Arthur H. Je voulais un disque à la Gorillaz, avec un côté lyrique, symphonique, mélodique dans les harmonies et un groove hip-hop très actuel. Un son assez urbain à travers des titres comme Basquiat ou le Paradis chinois. Ce qui m’intéresse de plus en plus, c’est ce mélange entre l’urbain et l’organique. Comme si la ­nature reprenait possession de la ville. Ce que j’essaie de faire dans ma musique, c’est qu’il y ait des autoroutes et la forêt ensemble. Aujourd’hui, on n’a jamais eu autant besoin de se ressourcer, de se reconnecter à une énergie qui est un peu plus pure, drôle, vibrante. On ne peut pas être trop dans le normatif ou dans le quotidien, sinon on se dévitalise.

Aimez-vous la ville ?

Arthur H. Je m’y sens bien par habitude. Étant né et ayant grandi à Paris, je me sens à l’aise dans n’importe quelle ville. Mais je me sens quand même beaucoup mieux quand je suis seul dans la nature. Il y a un niveau de saturation aujourd’hui qui est important avec un effet de compression à tous les niveaux.

"Au milieu de la nature, on devient plus calme,
on est plus à l'écoute de ses propres sensations."

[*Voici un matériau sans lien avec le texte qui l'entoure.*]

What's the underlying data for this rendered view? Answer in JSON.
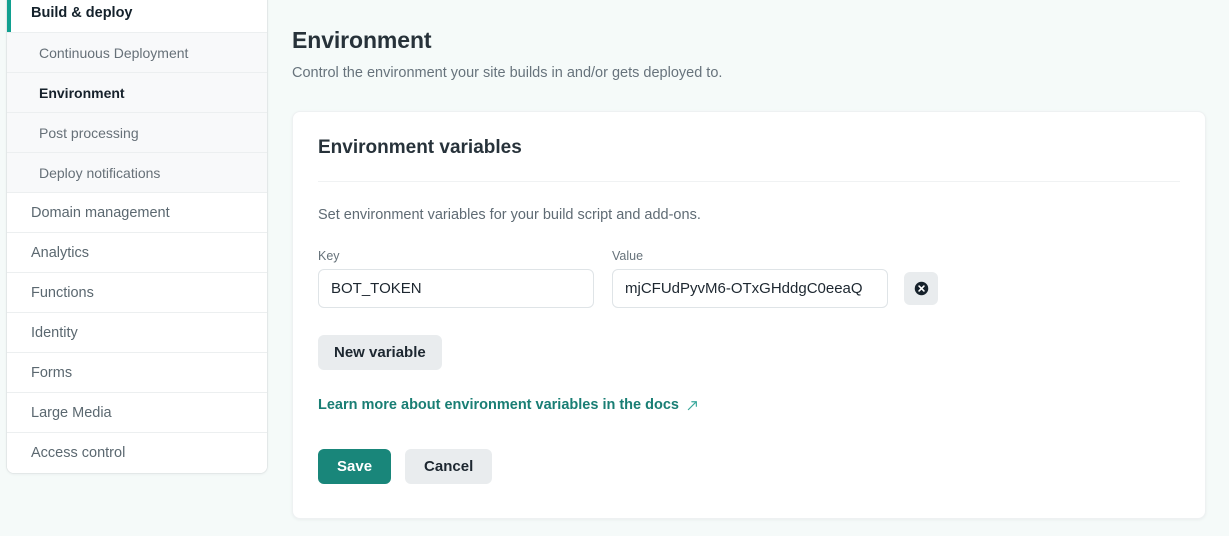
{
  "theme": {
    "accent": "#19867a",
    "accent_indicator": "#10a090",
    "link": "#197e74",
    "page_bg": "#f5faf9",
    "card_bg": "#ffffff",
    "muted_text": "#67737c"
  },
  "sidebar": {
    "items": [
      {
        "label": "Build & deploy",
        "level": "group",
        "state": "active-group"
      },
      {
        "label": "Continuous Deployment",
        "level": "sub",
        "state": "normal"
      },
      {
        "label": "Environment",
        "level": "sub",
        "state": "current"
      },
      {
        "label": "Post processing",
        "level": "sub",
        "state": "normal"
      },
      {
        "label": "Deploy notifications",
        "level": "sub",
        "state": "normal"
      },
      {
        "label": "Domain management",
        "level": "top",
        "state": "normal"
      },
      {
        "label": "Analytics",
        "level": "top",
        "state": "normal"
      },
      {
        "label": "Functions",
        "level": "top",
        "state": "normal"
      },
      {
        "label": "Identity",
        "level": "top",
        "state": "normal"
      },
      {
        "label": "Forms",
        "level": "top",
        "state": "normal"
      },
      {
        "label": "Large Media",
        "level": "top",
        "state": "normal"
      },
      {
        "label": "Access control",
        "level": "top",
        "state": "normal"
      }
    ]
  },
  "header": {
    "title": "Environment",
    "subtitle": "Control the environment your site builds in and/or gets deployed to."
  },
  "card": {
    "title": "Environment variables",
    "description": "Set environment variables for your build script and add-ons.",
    "variables": [
      {
        "key_label": "Key",
        "key_value": "BOT_TOKEN",
        "key_placeholder": "Key",
        "value_label": "Value",
        "value_value": "mjCFUdPyvM6-OTxGHddgC0eeaQ",
        "value_placeholder": "Value",
        "delete_icon": "circle-x-icon"
      }
    ],
    "new_variable_label": "New variable",
    "docs_link_label": "Learn more about environment variables in the docs",
    "docs_link_icon": "external-link-icon",
    "save_label": "Save",
    "cancel_label": "Cancel"
  }
}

Vous avez écrit cet album dans les Landes. Est-ce à dire que vous avez besoin d’isolement pour composer et créer ?

Arthur H. Dans les villes, il y a trop de monde, d’énergie, de confusion. Il y a une espèce d’entassement stimulant mais qui est assez perturbant aussi. Si on veut créer, on a intérêt à s’isoler. J’ai envie d’écrire de la musique et des textes qui soient harmonieux. Quand on est au milieu de la nature où tout est beau, la lumière, les couleurs, l’air, il y a quelque chose qui se tranquillise en soi. On devient plus calme, du coup, on est plus à l’écoute de ses propres sensations.

On a le sentiment que 
vous vous êtes davantage lâché au niveau de votre 
voix, à l’image de Dis-moi tout et son interprétation assez lyrique de votre part…

Arthur H. Je la travaille beaucoup. J’ai envie que ma voix soit fluide, libre, ce qui n’est jamais évident. Pour ce disque, j’ai essayé de me relaxer, de la chauffer, de lâcher les tensions. Il y a une souplesse intérieure à trouver, il faut détendre ses muscles, tout en étant bien droit dans son axe. Quand la voix sort librement, cela reste le plus bel instrument du monde.

Une de vos chansons évoque Basquiat. Êtes-vous sensible 
à son bouillonnement créatif ?

Arthur H. J’ai vu l’expo qui lui a été consacrée récemment. Le seul truc qui ne me parle pas chez lui, c’est son côté destroy, autodestructeur, toutes les drogues, et le fait qu’il se soit détruit lui-même. Je trouve cela simplement triste. À part ça, ce que j’aime chez lui, c’est toutes les libertés qu’il a prises, le fait qu’il ne se pose pas de questions. Il fonce et ne se dit pas qu’il a des limites. Il est vraiment au-delà de ça. J’aime beaucoup le mélange de New York et d’Afrique. Il y a le rapport très direct à la liberté de l’enfance. Je pense qu’il était dans le domaine du jeu, dans la vie. Il y a à la fois le côté enfant capricieux et le côté enfant libre. Ce que j’aime aussi, c’est cette impression d’énergie pour la vie mélangée à une espèce de grande colère et de mélancolie. On a tous à faire avec ce genre de sentiments. C’est quelque chose qui est très dans l’air d’aujourd’hui.

Comment concevez-vous 
votre rôle d’artiste ?

Arthur H. Un chanteur, c’est un poète qui vibre. Il doit donner de l’énergie aux gens toujours dans cette idée d’élan vers et pour la vie. Un bon concert ou un bon disque, c’est des moments qui doivent aider à recharger les batteries et à s’armer un peu pour affronter les difficultés de la vie. C’est une parenthèse enchantée qui doit aider à sortir momentanément de son marasme personnel.